On permanent display in the first floor galleries of the museum is a stained glass panel designed by John Piper and manufactured by David Wasley. It was commissioned by the museum in 1981 and installed in 1982. The rectangular work, displayed in a backlit frame, depicts various antiquities set in a Wiltshire landscape. Among the places depicted are the Cherhill White Horse, an avenue of Sarsen stones and the Devil's Den, shown alongside the Stonehenge urns, the Upton Lovell amber necklace and woolly-headed thistles.

== Exhibitions ==
Since 2013, a permanent exhibition Gold from the Time of Stonehenge displays 30 pieces of Early Bronze Age gold, including the Bush Barrow finds.

The museum held a major exhibition of works by Eric Ravilious titled Eric Ravilious: Downland Man from September 2021 until January 2022. It featured loans from a number of institutions, including the Victoria and Albert Museum, the British Museum, the Imperial War Museum and the Towner Eastbourne gallery, as well as works from private collections.

== Future premises ==
Since 2018, there has been an intention to relocate the museum to the derelict former Devizes Assize Court in the northwest quarter of Devizes town centre.
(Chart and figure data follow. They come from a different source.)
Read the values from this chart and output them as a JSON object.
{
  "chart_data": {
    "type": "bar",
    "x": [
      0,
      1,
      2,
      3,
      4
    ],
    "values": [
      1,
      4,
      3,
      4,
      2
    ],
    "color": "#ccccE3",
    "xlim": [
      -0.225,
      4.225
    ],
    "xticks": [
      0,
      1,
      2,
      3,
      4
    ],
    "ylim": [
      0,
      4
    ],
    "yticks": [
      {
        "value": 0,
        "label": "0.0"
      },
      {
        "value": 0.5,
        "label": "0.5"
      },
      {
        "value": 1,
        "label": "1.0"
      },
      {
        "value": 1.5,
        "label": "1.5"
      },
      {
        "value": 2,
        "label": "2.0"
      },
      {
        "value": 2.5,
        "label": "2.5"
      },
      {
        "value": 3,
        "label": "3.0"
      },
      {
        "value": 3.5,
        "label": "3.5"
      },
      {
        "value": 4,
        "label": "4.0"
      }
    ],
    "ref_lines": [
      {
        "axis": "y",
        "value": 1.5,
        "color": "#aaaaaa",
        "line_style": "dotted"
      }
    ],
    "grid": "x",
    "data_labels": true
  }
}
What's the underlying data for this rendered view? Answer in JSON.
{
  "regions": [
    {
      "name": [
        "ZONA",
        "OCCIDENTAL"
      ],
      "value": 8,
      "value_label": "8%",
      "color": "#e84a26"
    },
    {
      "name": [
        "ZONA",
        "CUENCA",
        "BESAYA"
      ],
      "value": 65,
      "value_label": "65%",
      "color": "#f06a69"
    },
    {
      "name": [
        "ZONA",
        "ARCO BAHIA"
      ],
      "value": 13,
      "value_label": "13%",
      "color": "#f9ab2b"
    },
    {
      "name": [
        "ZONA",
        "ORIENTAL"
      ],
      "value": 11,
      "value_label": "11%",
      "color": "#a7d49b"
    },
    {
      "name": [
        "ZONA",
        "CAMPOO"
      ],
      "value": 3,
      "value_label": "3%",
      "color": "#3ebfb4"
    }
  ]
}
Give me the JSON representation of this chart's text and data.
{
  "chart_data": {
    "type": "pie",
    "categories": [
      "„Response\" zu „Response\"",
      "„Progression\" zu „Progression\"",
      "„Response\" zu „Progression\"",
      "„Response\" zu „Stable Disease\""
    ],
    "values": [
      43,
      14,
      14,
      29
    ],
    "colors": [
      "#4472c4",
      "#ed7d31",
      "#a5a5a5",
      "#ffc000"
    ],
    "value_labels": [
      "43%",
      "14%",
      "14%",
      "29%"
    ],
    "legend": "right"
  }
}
In June 2023, Wiltshire Museum received £300,000 from the National Lottery Heritage Fund to enable the museum – working closely with the Assize Court Trust – to develop plans for the project before applying for a full National Lottery grant. A full award of £8,445,566 was decided upon in November 2025. The museum received planning permission for the court's development in August 2025 and hoped to reopen the building in 2030.